Dans un contexte marqué par la baisse persistante des volumes du courrier, La Poste annonce une hausse moyenne de 6,73 % du prix des timbres et des colis, applicable à compter du 1er janvier 2027. Cette décision, détaillée dans un communiqué publié lundi 27 juillet selon BFM Business, vise à « assurer la pérennité du service universel postal avec une qualité élevée », explique l’entreprise.

Ce qu'il faut retenir

  • Hausse moyenne de 6,73 % sur les tarifs des timbres et colis à partir de janvier 2027
  • Le tarif de la lettre verte de 20 grammes passera à 1,67 € en 2027
  • La lettre suivie de plus de 20 grammes coûtera 3,67 €, et la lettre recommandée de 20 grammes sera facturée 6,47 €
  • Les tarifs des Colissimo augmentent en moyenne de 4,1 % pour la France métropolitaine et l’international
  • Les colis entre la métropole et l’outre-mer bénéficieront d’une baisse de 5 %, après une réduction déjà appliquée en 2026

Des hausses ciblées pour compenser le déclin du courrier

La hausse des tarifs s’inscrit dans un mouvement de rééquilibrage économique, alors que La Poste fait face à une diminution régulière des volumes de courrier depuis plusieurs années. « Ces évolutions permettent d’assurer la pérennité du service universel postal avec une qualité élevée dans un contexte de baisse persistante des volumes du courrier », a précisé l’entreprise dans son communiqué. Autrement dit, autant dire que la tarification reflète une adaptation structurelle plutôt qu’une simple volonté de profit.

Côté particuliers, le coût de la lettre verte de 20 grammes, couramment utilisée pour l’envoi de courriers du quotidien, passera de 1,58 € à 1,67 € en 2027. Pour les documents nécessitant un suivi, comme les lettres avec service de suivi, le tarif grimpera à 3,67 €. Quant à la lettre recommandée de 20 grammes, son prix augmentera à 6,47 €, contre 6,10 € actuellement. Autant dire que ces hausses concernent directement les ménages et les professionnels recourant encore au courrier postal.

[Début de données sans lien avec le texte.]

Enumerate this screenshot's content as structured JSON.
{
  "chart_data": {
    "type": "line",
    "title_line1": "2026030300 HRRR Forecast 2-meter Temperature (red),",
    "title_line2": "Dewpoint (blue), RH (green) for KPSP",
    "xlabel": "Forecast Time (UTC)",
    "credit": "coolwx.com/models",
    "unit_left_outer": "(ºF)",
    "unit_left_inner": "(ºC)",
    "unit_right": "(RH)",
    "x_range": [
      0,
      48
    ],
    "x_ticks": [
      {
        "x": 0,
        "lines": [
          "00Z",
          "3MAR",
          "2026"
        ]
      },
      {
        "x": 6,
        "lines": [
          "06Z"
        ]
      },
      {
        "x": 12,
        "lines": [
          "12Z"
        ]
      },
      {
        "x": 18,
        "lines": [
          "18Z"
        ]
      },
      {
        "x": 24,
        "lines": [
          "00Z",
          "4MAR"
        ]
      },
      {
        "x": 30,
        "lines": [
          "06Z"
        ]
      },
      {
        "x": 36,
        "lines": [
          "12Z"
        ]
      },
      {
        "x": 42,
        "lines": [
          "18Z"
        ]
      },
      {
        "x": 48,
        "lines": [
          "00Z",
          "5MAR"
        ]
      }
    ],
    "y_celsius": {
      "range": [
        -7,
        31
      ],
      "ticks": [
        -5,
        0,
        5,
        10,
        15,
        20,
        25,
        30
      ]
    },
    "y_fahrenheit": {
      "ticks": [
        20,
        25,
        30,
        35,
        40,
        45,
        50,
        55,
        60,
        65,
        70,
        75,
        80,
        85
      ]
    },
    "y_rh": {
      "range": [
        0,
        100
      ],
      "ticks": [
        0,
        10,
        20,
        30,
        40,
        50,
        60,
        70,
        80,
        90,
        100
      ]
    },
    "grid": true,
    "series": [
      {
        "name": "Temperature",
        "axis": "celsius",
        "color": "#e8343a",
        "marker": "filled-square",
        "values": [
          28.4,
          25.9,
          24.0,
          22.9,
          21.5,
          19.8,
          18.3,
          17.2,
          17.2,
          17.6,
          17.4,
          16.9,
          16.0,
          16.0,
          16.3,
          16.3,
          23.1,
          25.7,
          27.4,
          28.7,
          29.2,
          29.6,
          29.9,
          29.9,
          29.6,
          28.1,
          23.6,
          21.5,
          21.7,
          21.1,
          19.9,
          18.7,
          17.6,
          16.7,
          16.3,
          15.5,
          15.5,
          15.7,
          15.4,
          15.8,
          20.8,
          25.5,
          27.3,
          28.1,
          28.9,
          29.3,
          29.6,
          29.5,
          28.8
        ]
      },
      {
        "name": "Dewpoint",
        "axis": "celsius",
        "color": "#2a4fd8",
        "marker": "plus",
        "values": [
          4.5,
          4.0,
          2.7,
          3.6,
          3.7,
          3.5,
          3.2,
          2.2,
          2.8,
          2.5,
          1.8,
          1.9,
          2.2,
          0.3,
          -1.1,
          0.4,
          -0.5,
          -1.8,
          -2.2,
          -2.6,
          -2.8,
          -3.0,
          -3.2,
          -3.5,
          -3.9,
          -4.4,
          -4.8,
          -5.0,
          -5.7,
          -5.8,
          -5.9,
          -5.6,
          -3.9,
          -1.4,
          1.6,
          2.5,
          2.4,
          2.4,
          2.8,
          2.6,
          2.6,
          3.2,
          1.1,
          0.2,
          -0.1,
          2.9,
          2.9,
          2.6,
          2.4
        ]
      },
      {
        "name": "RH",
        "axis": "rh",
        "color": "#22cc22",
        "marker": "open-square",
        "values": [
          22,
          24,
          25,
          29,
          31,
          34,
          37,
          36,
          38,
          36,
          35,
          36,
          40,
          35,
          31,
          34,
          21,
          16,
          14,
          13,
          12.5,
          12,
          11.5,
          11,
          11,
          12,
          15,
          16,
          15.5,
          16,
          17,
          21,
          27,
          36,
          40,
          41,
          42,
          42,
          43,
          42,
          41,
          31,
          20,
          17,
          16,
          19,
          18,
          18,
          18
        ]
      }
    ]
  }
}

Colissimo : des évolutions contrastées entre la métropole et l’outre-mer

Les tarifs des Colissimo, réservés aux colis, connaîtront également une hausse, mais de manière plus modérée : +4,1 % en moyenne pour les envois vers la France métropolitaine et l’étranger. En revanche, les expéditions entre la métropole et l’outre-mer bénéficieront d’une baisse de 5 %, une mesure qui prolonge une réduction déjà effective en 2026. Cette décision pourrait refléter une volonté de soutenir les échanges avec les territoires ultramarins, souvent confrontés à des surcoûts logistiques.

« Les tarifs des Colissimo envoyés par les particuliers, achetés dans les points de contact de La Poste ou sur laposte.fr, augmenteront en moyenne de 4,1 % en 2027 pour les envois vers la France métropolitaine et l’international », détaille La Poste. Côté outre-mer, la baisse de 5 % s’applique aux colis expédiés entre la métropole et ces territoires, une mesure qui pourrait atténuer le poids des frais de transport dans ces zones.

Et maintenant ?

Cette hausse tarifaire, annoncée avec plusieurs mois d’avance, laisse présager une adaptation progressive des habitudes de consommation. Les consommateurs pourraient être incités à privilégier les alternatives numériques pour les envois urgents ou moins volumineux. Du côté de La Poste, l’enjeu sera de maintenir la qualité du service universel postal malgré la baisse des volumes, tout en justifiant ces augmentations auprès des usagers. Reste à voir si cette stratégie suffira à stabiliser les finances de l’entreprise à moyen terme.

Les prochaines étapes consisteront à observer les réactions des clients et des associations de consommateurs, ainsi que l’impact réel sur les volumes de courrier et de colis. Une évaluation pourrait être menée d’ici la fin de l’année 2027 pour ajuster, si nécessaire, la politique tarifaire.

En attendant, les nouveaux tarifs entreront en vigueur le 1er janvier 2027, avec des grilles de prix disponibles en ligne sur le site de La Poste. Les particuliers et professionnels concernés ont donc quelques mois pour anticiper ces changements et adapter leurs envois en conséquence.

La Poste justifie cette hausse par la nécessité de « maintenir la pérennité du service universel postal » malgré la baisse persistante des volumes de courrier. Les recettes supplémentaires doivent compenser la diminution des envois traditionnels et financer le maintien d’un service de qualité sur l’ensemble du territoire, y compris dans les zones moins rentables.